2025-03-06 10:25:32 +0000 [warn]: #0 fluent/log.rb:383:warn: pattern not matched: "Feb 19 13:00:07 SOMEHOSTNAME someprocess[605926]: 1739970007.466780\uFFFD\uFFFDINFO\uFFFD\uFFFDABCD\uFFFD\uFFFDEFGH\uFFFD\uFFFDMYTAG\uFFFD\uFFFDHERE IS SOME MESSAGE\uFFFD\uFFFD"

Additional context

Here's a log line:

Feb 19 13:00:07 SOMEHOSTNAME someprocess[605926]: 1739970007.466780±INFO±ABCD±EFGH±MYTAG±HERE IS SOME MESSAGE±

Here's my source:

# posfile is disabled on purpose here.
<source>
  @type tail
  path /var/log/somelogs/*.log

  tag sometag
  encoding UTF-8
  <parse>
    @type regexp
    expression /^(?<month>\w+)\s+(?<day>\d+)\s+(?<hour>\d+):(?<minute>\d+):(?<second>\d+)\s+(?<hostname>[^ ]*)\s+(?<processinfo>[^ ]*):\s+(?<timestamp_unix_and_us>[^ ]*)±(?<loglevel>[^ ]*)±(?<alphabetone>[^ ]*)±(?<alphabettwo>[^ ].*)±(?<tag>.*)±(?<message>.*)±(?<severity>[^ ]*)$/

    time_format %s.%N
    time_key timestamp_unix_and_us
    time_type string
    keep_time_key true

  </parse>
</source>

Here's the error I get:

2025-03-06 10:25:32 +0000 [warn]: #0 fluent/log.rb:383:warn: pattern not matched: "Feb 19 13:00:07 SOMEHOSTNAME someprocess[605926]: 1739970007.466780\uFFFD\uFFFDINFO\uFFFD\uFFFDABCD\uFFFD\uFFFDEFGH\uFFFD\uFFFDMYTAG\uFFFD\uFFFDHERE IS SOME MESSAGE\uFFFD\uFFFD"

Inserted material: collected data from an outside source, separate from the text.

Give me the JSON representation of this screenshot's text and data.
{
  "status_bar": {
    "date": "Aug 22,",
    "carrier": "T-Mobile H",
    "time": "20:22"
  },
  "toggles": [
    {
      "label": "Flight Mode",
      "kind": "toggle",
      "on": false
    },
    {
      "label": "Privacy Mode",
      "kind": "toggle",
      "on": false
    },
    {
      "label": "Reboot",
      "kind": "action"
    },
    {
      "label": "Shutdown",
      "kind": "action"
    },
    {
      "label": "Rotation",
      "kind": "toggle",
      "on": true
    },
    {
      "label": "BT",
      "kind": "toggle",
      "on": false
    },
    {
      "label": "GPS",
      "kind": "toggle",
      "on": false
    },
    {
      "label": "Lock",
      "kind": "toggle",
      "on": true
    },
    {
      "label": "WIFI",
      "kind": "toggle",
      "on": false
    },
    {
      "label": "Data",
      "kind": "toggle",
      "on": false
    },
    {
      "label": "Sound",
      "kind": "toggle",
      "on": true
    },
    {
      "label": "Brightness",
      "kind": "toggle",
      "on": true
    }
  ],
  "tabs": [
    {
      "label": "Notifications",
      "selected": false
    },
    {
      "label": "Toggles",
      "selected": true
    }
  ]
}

If I replace the expression with this, it goes through and is properly split:

expression /^(?<month>\w+)\s+(?<day>\d+)\s+(?<hour>\d+):(?<minute>\d+):(?<second>\d+)\s+(?<hostname>[^ ]*)\s+(?<processinfo>[^ ]*):\s+(?<timestamp_unix_and_us>[^ \uFFFD]*)\uFFFD\uFFFD(?<loglevel>[^ \uFFFD]*)\uFFFD\uFFFD(?<alphabetone>[^ \uFFFD]*)\uFFFD\uFFFD(?<alphabettwo>[^ \uFFFD]*)\uFFFD\uFFFD(?<tag>[^\uFFFD]*)\uFFFD\uFFFD(?<message>[^\uFFFD]*)\uFFFD\uFFFD(?<severity>[^ ]*)$/

\uFFFD is "unrecognized character".

My fluentd.conf is using UTF-8 My log file is using UTF-8 My config, as you can see above is UTF-8 The only thing I see that is not UTF-8 is the ruby argument defining encoding.

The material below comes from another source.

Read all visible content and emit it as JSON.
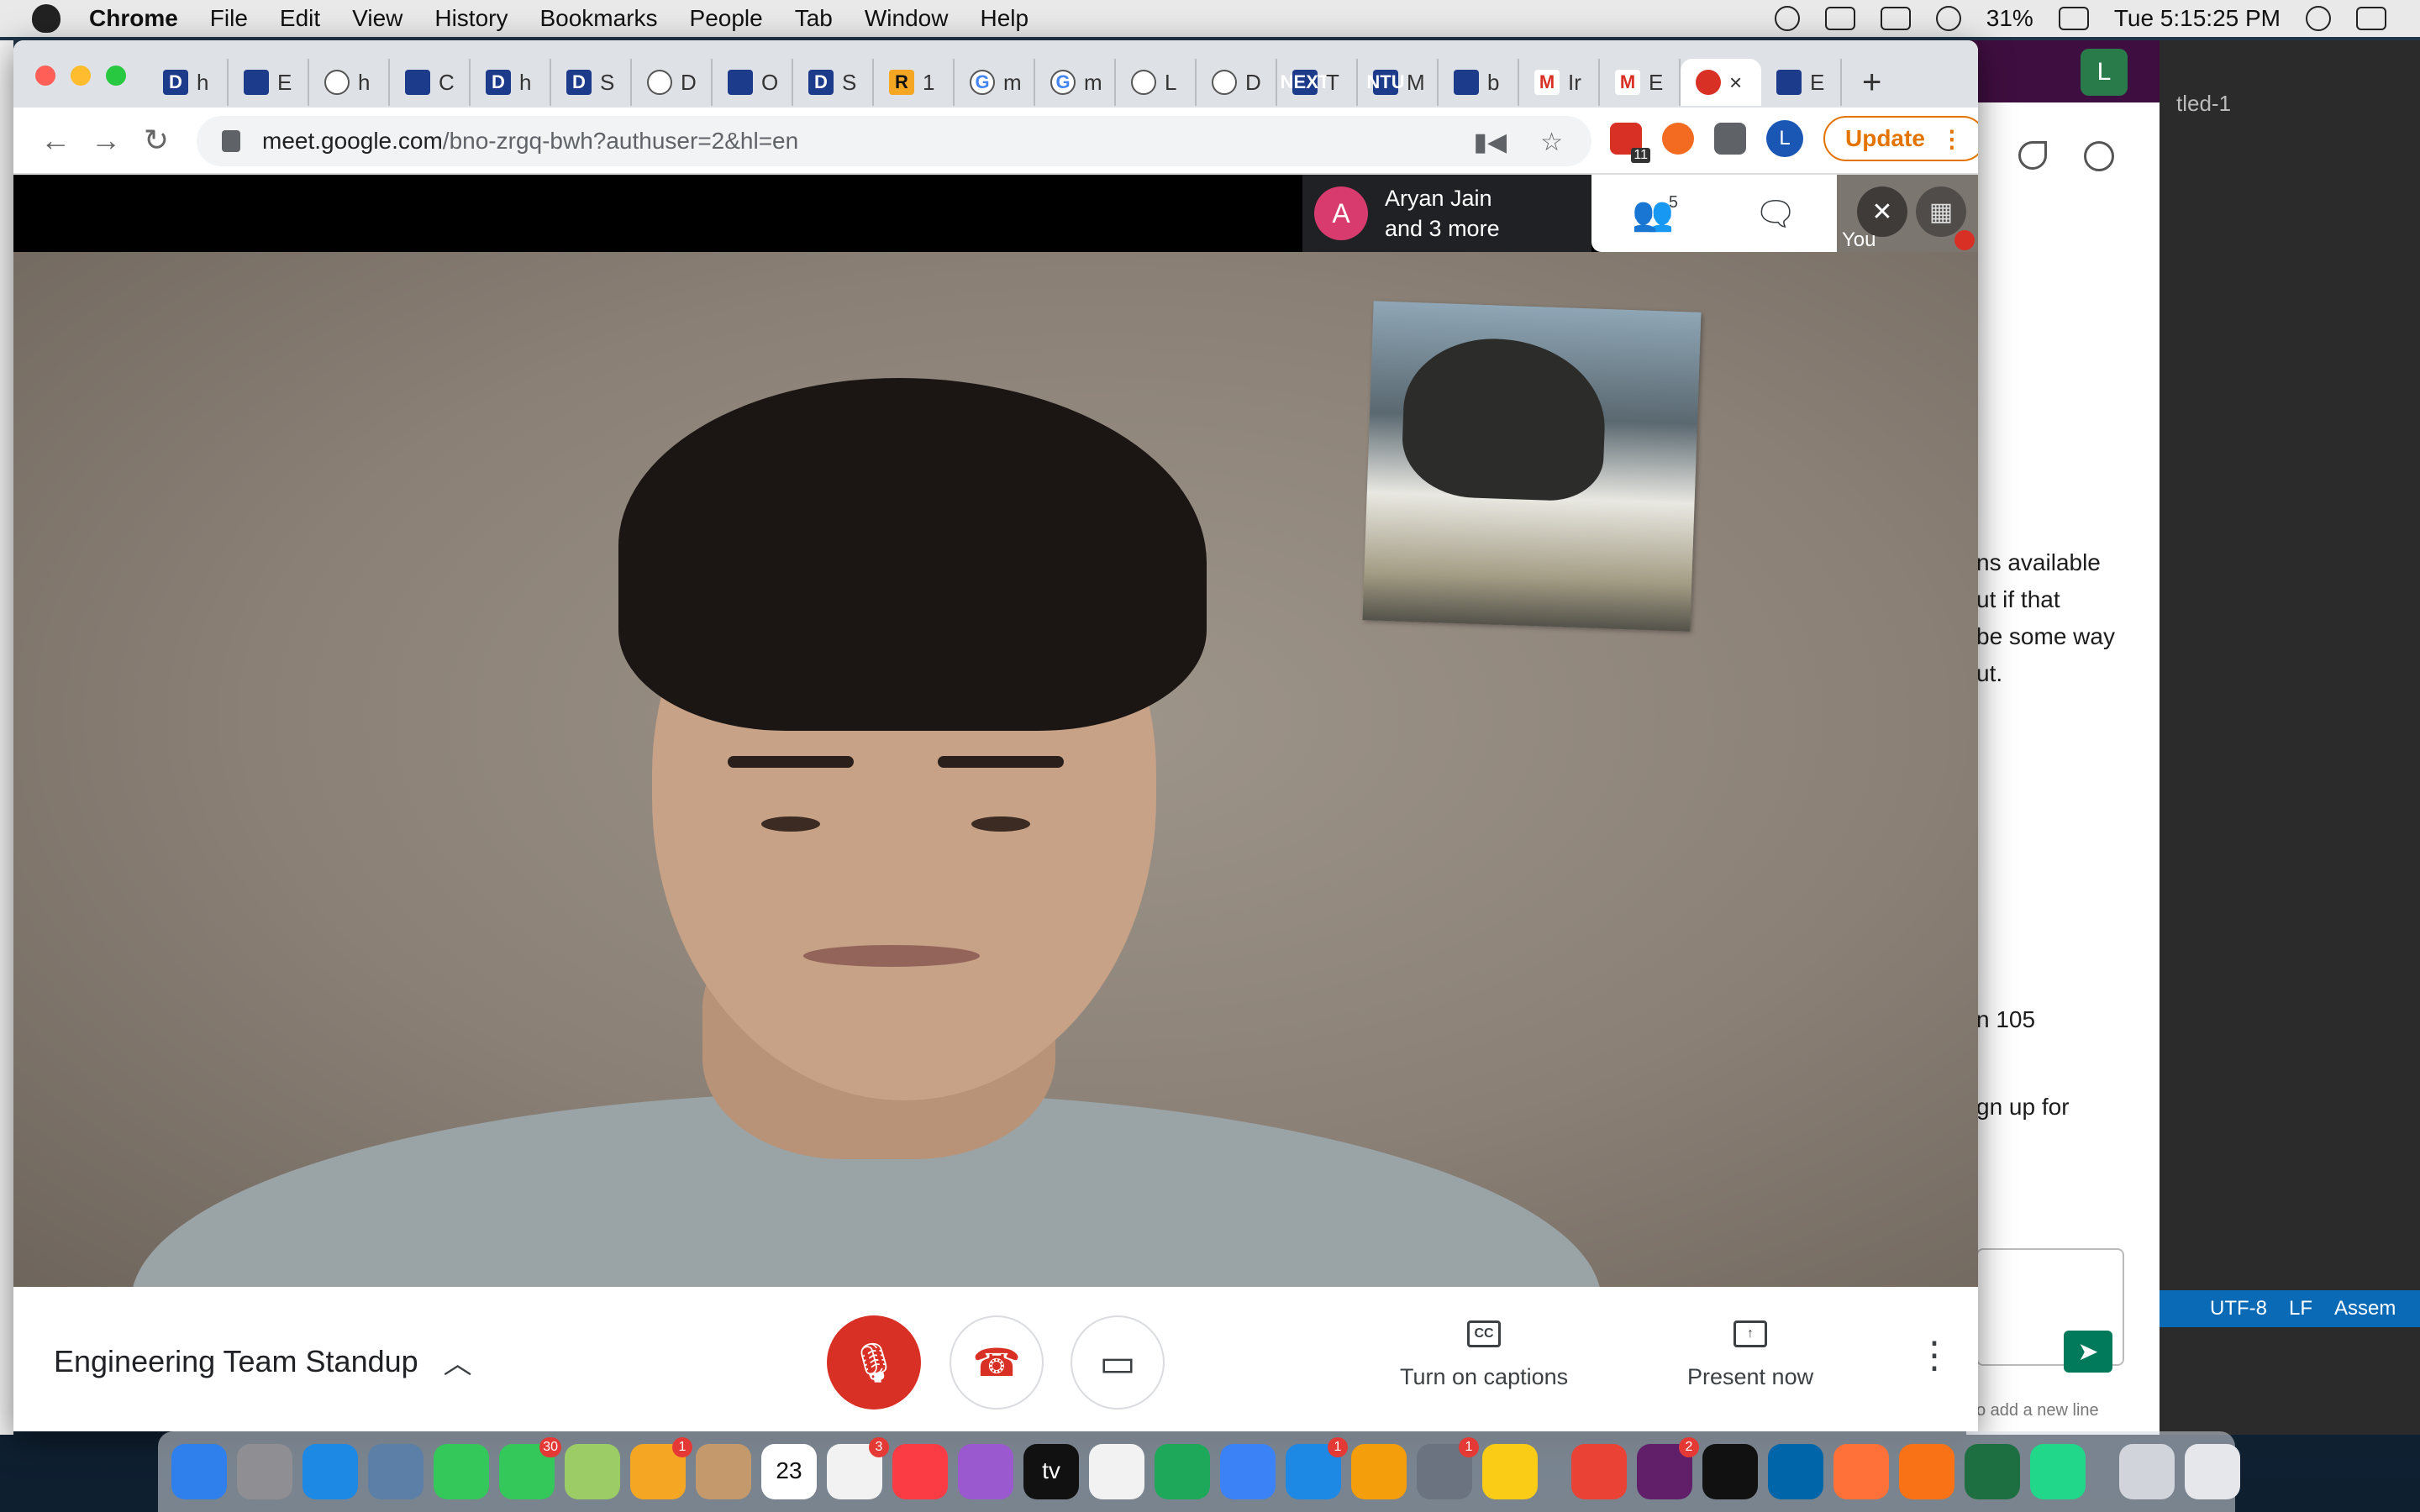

So even when simplifying things a lot I don't see a proper handling of unicode.

I tried ±, \±, \uc2b1, \xc2\xb1

pierreact avatar Mar 11 '25 09:03 pierreact

@pierreact Thanks for your report! We will check this soon.

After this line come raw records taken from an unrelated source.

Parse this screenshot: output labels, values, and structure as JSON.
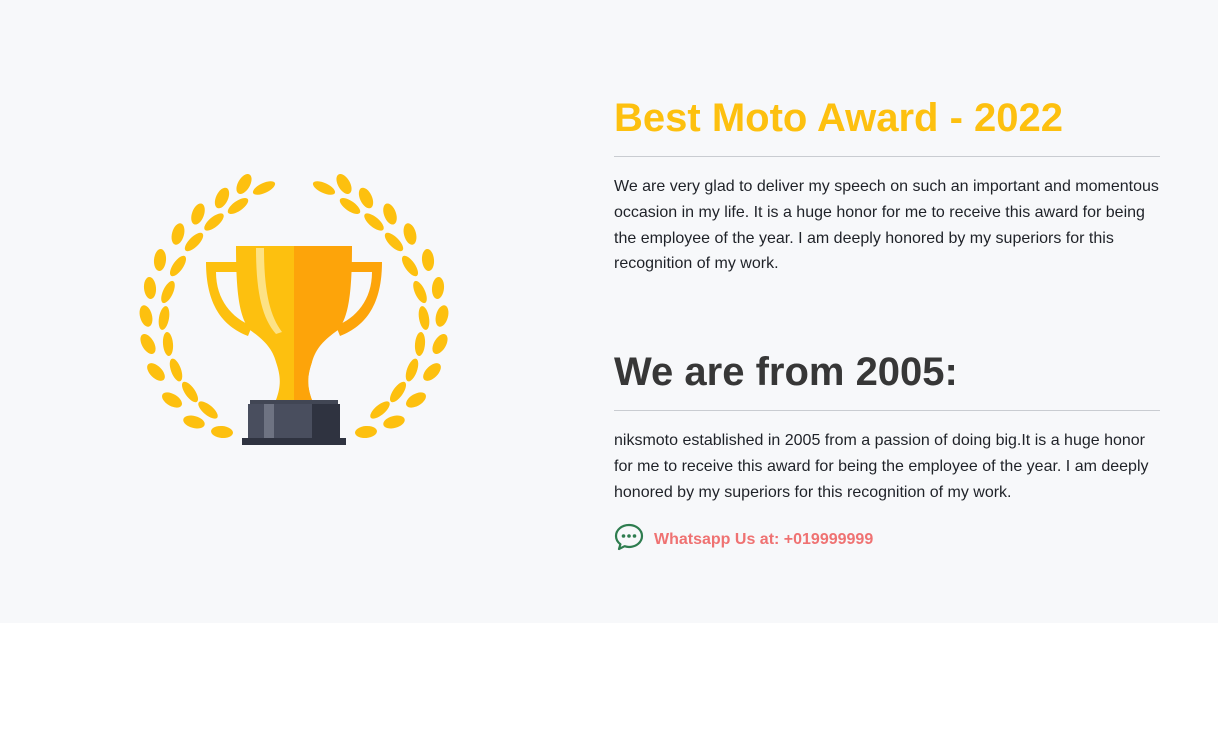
{
  "award": {
    "title": "Best Moto Award - 2022",
    "description": "We are very glad to deliver my speech on such an important and momentous occasion in my life. It is a huge honor for me to receive this award for being the employee of the year. I am deeply honored by my superiors for this recognition of my work."
  },
  "history": {
    "title": "We are from 2005:",
    "description": "niksmoto established in 2005 from a passion of doing big.It is a huge honor for me to receive this award for being the employee of the year. I am deeply honored by my superiors for this recognition of my work."
  },
  "contact": {
    "whatsapp_label": "Whatsapp Us at: +019999999",
    "icon": "chat-bubble-icon"
  },
  "colors": {
    "accent_gold": "#fdc00f",
    "heading_dark": "#373737",
    "whatsapp_text": "#ef7272",
    "whatsapp_icon": "#2e7d4f",
    "section_bg": "#f7f8fa"
  }
}
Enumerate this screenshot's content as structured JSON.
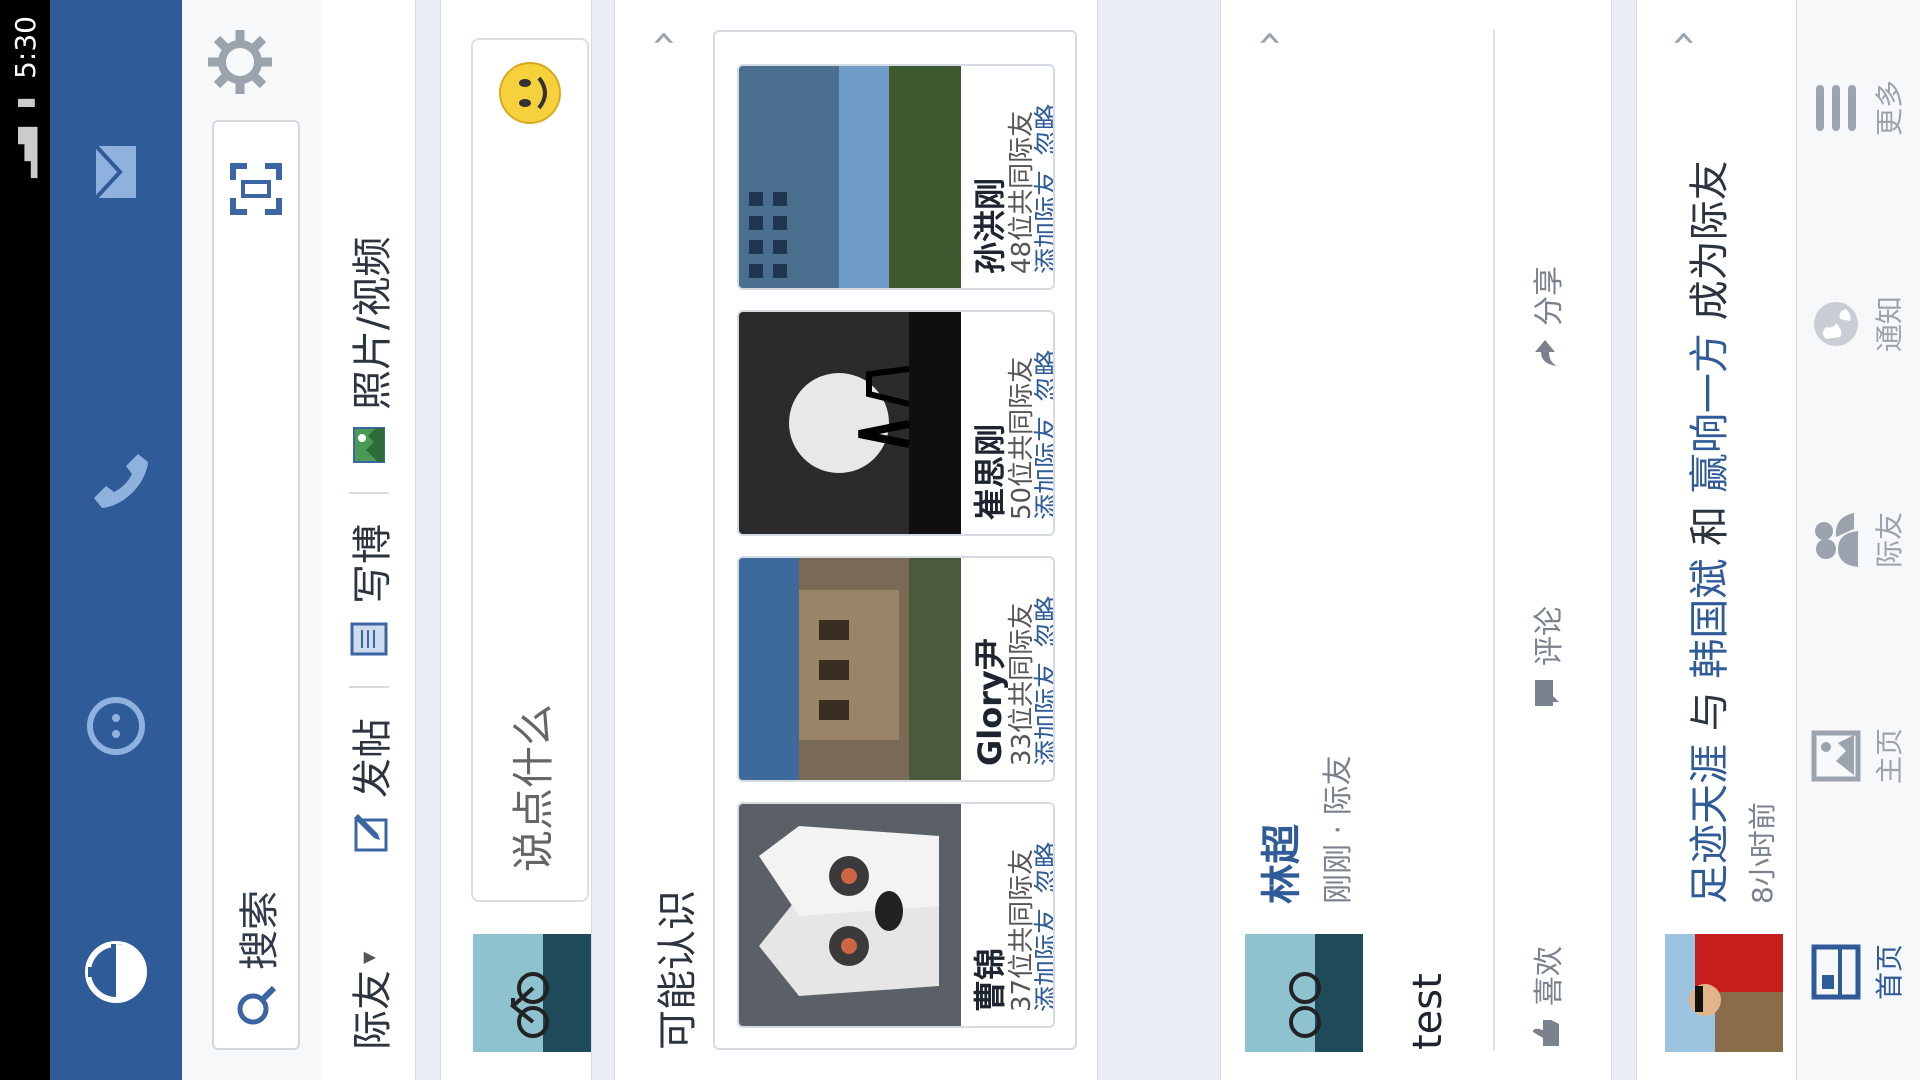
{
  "status_bar": {
    "time": "5:30"
  },
  "search": {
    "label": "搜索"
  },
  "composer": {
    "scope": "际友",
    "post": "发帖",
    "write": "写博",
    "photo": "照片/视频"
  },
  "status_input": {
    "placeholder": "说点什么"
  },
  "people_you_may_know": {
    "title": "可能认识",
    "people": [
      {
        "name": "曹锦",
        "mutual": "37位共同际友",
        "add": "添加际友",
        "ignore": "忽略"
      },
      {
        "name": "Glory尹",
        "mutual": "33位共同际友",
        "add": "添加际友",
        "ignore": "忽略"
      },
      {
        "name": "崔思刚",
        "mutual": "50位共同际友",
        "add": "添加际友",
        "ignore": "忽略"
      },
      {
        "name": "孙洪刚",
        "mutual": "48位共同际友",
        "add": "添加际友",
        "ignore": "忽略"
      }
    ]
  },
  "post": {
    "author": "林超",
    "time": "刚刚",
    "separator": "·",
    "audience": "际友",
    "body": "test",
    "actions": {
      "like": "喜欢",
      "comment": "评论",
      "share": "分享"
    }
  },
  "activity": {
    "user1": "足迹天涯",
    "with": "与",
    "user2": "韩国斌",
    "and": "和",
    "user3": "赢响一方",
    "became": "成为际友",
    "time": "8小时前"
  },
  "tabs": [
    {
      "label": "首页",
      "icon": "home-icon",
      "active": true
    },
    {
      "label": "主页",
      "icon": "profile-page-icon",
      "active": false
    },
    {
      "label": "际友",
      "icon": "friends-icon",
      "active": false
    },
    {
      "label": "通知",
      "icon": "globe-icon",
      "active": false
    },
    {
      "label": "更多",
      "icon": "menu-icon",
      "active": false
    }
  ],
  "colors": {
    "brand": "#2f5b99",
    "link": "#2f5b99",
    "background": "#e9edf3"
  }
}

daipom avatar Mar 11 '25 09:03 daipom

@pierreact We found that, at least as a Ruby specification, Encoding::CompatibilityError occurs if the target data and the regular expression encoding do not match.

In Fluentd, if we specify a regular expression that contains non-ASCII characters in the parser, this can be a problem. But it looks like it should work fine since you have specified utf-8 for the encoding of in_tail.

We will investigate the correct use of regular expressions containing non-ASCII characters in the parser.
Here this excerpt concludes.